Flink实战-Data Source
Flink-Data Source
作为数据流的起点,大数据计算会使用各种各样的数据源,Flink除了支持常用的如文件、数据库、队列、Socket之外,还提供了自定义的方式让用户自由的连接数据源。

内置数据源
集合
从集合中读取数据:
env.fromElements("apple","orange","banana","peach","grape"); //从元素中读取,所有元素必须是同一类型
env.fromCollection(new ArrayList<>()); //从集合中读取
env.fromParallelCollection(new NumberSequenceIterator(1, 5), Long.class); //并行从集合中读取
env.generateSequence(0, 100); //基于给定的序列区间构建
文件
从文件中读取数据:
source = env.readTextFile("D:\\log.txt"); //读取文件
env.readFile(new TextInputFormat(new Path("D:\\log.txt")),
"D:\\log.txt",
FileProcessingMode.PROCESS_ONCE,
1,
BasicTypeInfo.STRING_TYPE_INFO).print(); //从文件中读取
Socket
从Socket中读取数据:
env.socketTextStream("127.0.0.1", 8080, "\n", 5).print(); //基于Socket的数据流,数据分隔符为\n
三方数据源
对于一些常用的三方数据源,官方也提供了额外的连接器。
Kafka Source
<dependency>
<groupId>org.apache.flink</groupId>
<artifactId>flink-connector-kafka_2.12</artifactId>
<version>1.1.2-1.19</version>
</dependency>
使用方法:
KafkaSource<String> source = KafkaSource.<String>builder()
.setBootstrapServers(brokers)
.setTopics("input-topic")
.setGroupId("my-group")
.setStartingOffsets(OffsetsInitializer.earliest())
.setValueOnlyDeserializer(new SimpleStringSchema())
.build();
env.fromSource(source, WatermarkStrategy.noWatermarks(), "Kafka Source");
MongoDB连接器
添加Maven依赖:
<dependency>
<groupId>org.apache.flink</groupId>
<artifactId>flink-connector-mongodb</artifactId>
<version>1.1.2-1.19</version>
</dependency>
使用方法:
MongoSource<String> source = MongoSource.<String>builder()
.setUri("mongodb://user:password@127.0.0.1:27017")
.setDatabase("my_db")
.setCollection("my_coll")
.setProjectedFields("_id", "f0", "f1")
.setFetchSize(2048)
.setLimit(10000)
.setNoCursorTimeout(true)
.setPartitionStrategy(PartitionStrategy.SAMPLE)
.setPartitionSize(MemorySize.ofMebiBytes(64))
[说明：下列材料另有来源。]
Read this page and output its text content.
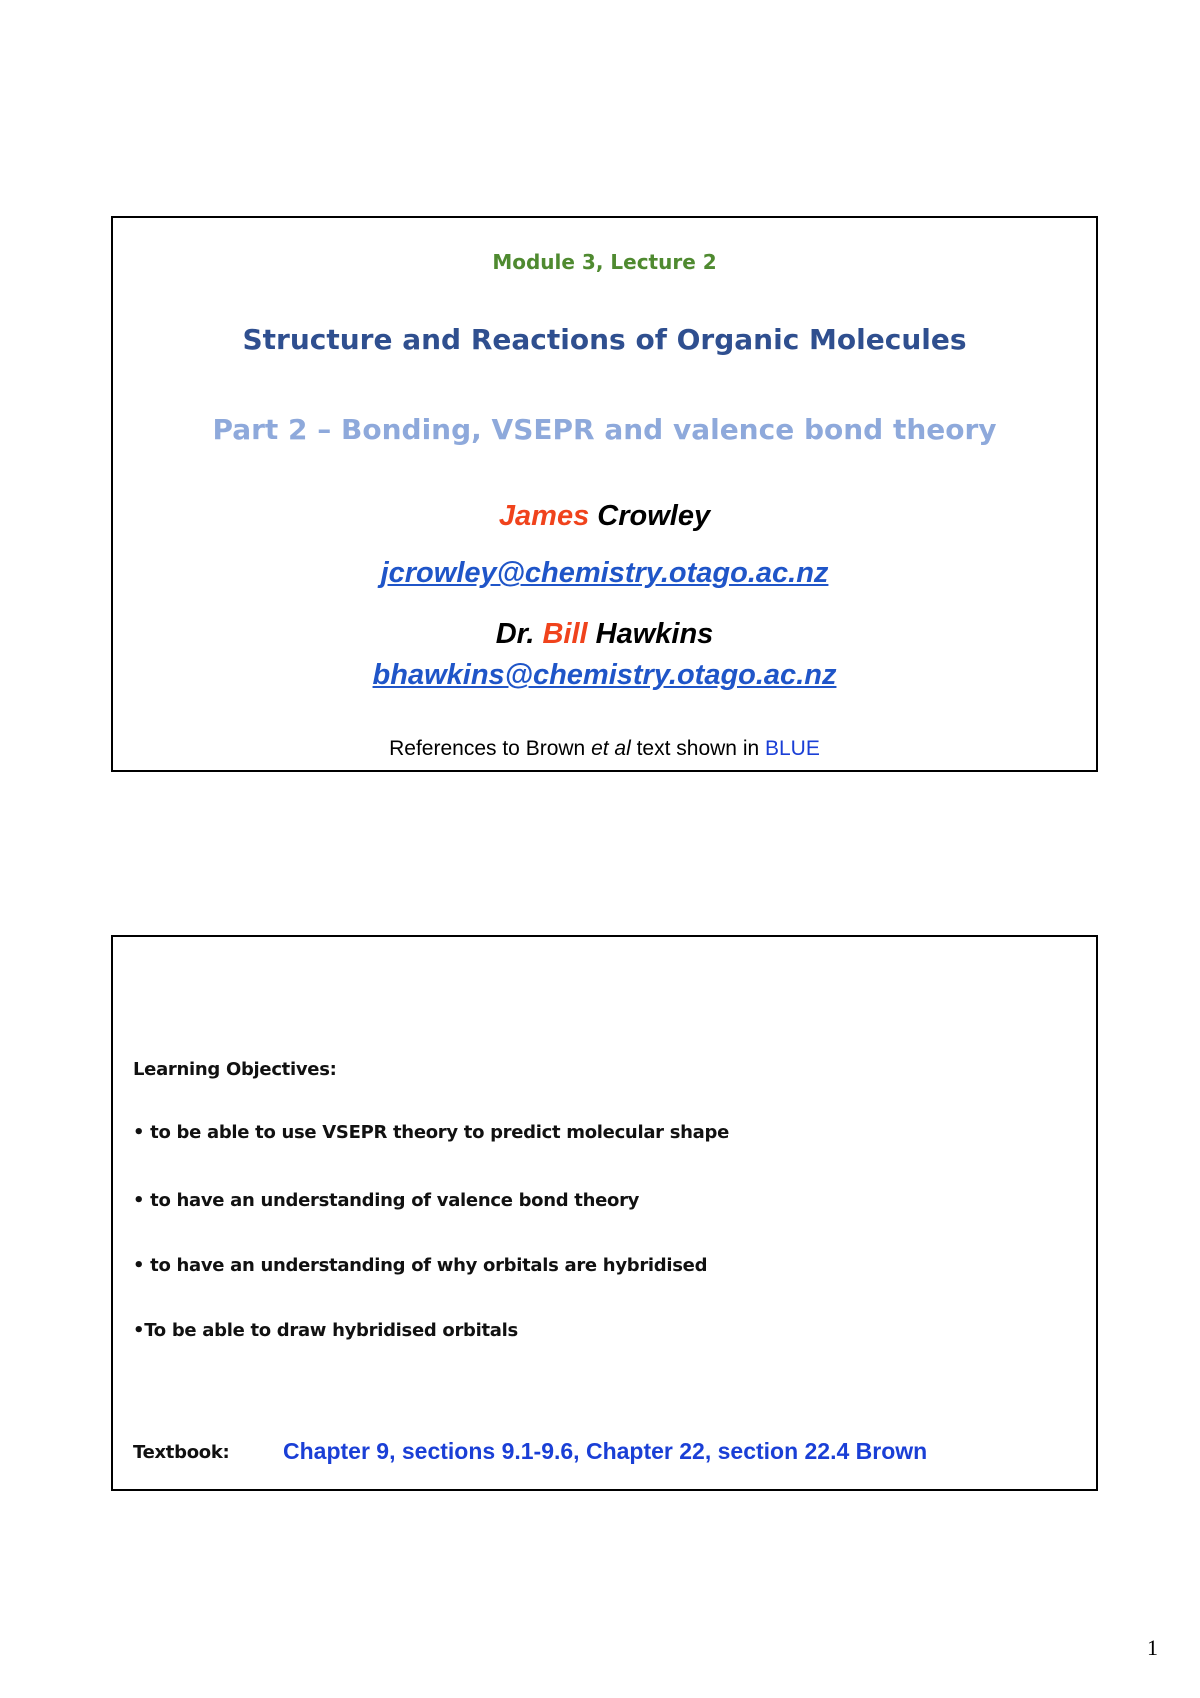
Module 3, Lecture 2
Structure and Reactions of Organic Molecules
Part 2 – Bonding, VSEPR and valence bond theory
James Crowley
jcrowley@chemistry.otago.ac.nz
Dr. Bill Hawkins
bhawkins@chemistry.otago.ac.nz
References to Brown et al text shown in BLUE
Learning Objectives:
• to be able to use VSEPR theory to predict molecular shape
• to have an understanding of valence bond theory
• to have an understanding of why orbitals are hybridised
•To be able to draw hybridised orbitals
Textbook: Chapter 9, sections 9.1-9.6, Chapter 22, section 22.4 Brown
1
.setSamplesPerPartition(10)
.setDeserializationSchema(new MongoDeserializationSchema<String>() {
@Override
public String deserialize(BsonDocument document) {
return document.toJson();
}
@Override
public TypeInformation<String> getProducedType() {
return BasicTypeInfo.STRING_TYPE_INFO;
}
})
.build();
StreamExecutionEnvironment env = StreamExecutionEnvironment.getExecutionEnvironment();
env.fromSource(source, WatermarkStrategy.noWatermarks(), "MongoDB-Source")
.setParallelism(2)
.print()
.setParallelism(1);
RabbitMQ
添加Maven依赖:
<dependency>
<groupId>org.apache.flink</groupId>
<artifactId>flink-connector-rabbitmq_2.12</artifactId>
<version>1.12.2</version> <!-- 请根据你的 Flink 版本选择合适的版本号 -->
</dependency>
官网的链接示例:
final StreamExecutionEnvironment env = StreamExecutionEnvironment.getExecutionEnvironment();
// checkpointing is required for exactly-once or at-least-once guarantees
env.enableCheckpointing(...);
final RMQConnectionConfig connectionConfig = new RMQConnectionConfig.Builder()
.setHost("localhost")
.setPort(5000)
...
.build();
final DataStream<String> stream = env
.addSource(new RMQSource<String>(
connectionConfig, // config for the RabbitMQ connection
"queueName", // name of the RabbitMQ queue to consume
true, // use correlation ids; can be false if only at-least-once is required
new SimpleStringSchema())) // deserialization schema to turn messages into Java objects
.setParallelism(1); // non-parallel source is only required for exactly-once
数据库
以链接Mysql为例:
<dependencies>
<!-- Flink 与 MySQL 连接器依赖 -->
<dependency>
<groupId>org.apache.flink</groupId>
<artifactId>flink-connector-jdbc_2.11</artifactId>
<version>1.13.0</version> <!-- 请使用适合你的Flink版本号 -->
</dependency>
<!-- MySQL JDBC 驱动依赖 -->
<dependency>
<groupId>mysql</groupId>
<artifactId>mysql-connector-java</artifactId>
<version>8.0.23</version> <!-- 请使用适合你的MySQL驱动版本号 -->
</dependency>
<!-- 其他依赖 -->
</dependencies>
官网示例:
StreamExecutionEnvironment env = StreamExecutionEnvironment.getExecutionEnvironment();
env
.fromElements(...)
.addSink(JdbcSink.sink(
"insert into books (id, title, author, price, qty) values (?,?,?,?,?)",
(ps, t) -> {
ps.setInt(1, t.id);
ps.setString(2, t.title);
ps.setString(3, t.author);
ps.setDouble(4, t.price);
ps.setInt(5, t.qty);
},
new JdbcConnectionOptions.JdbcConnectionOptionsBuilder()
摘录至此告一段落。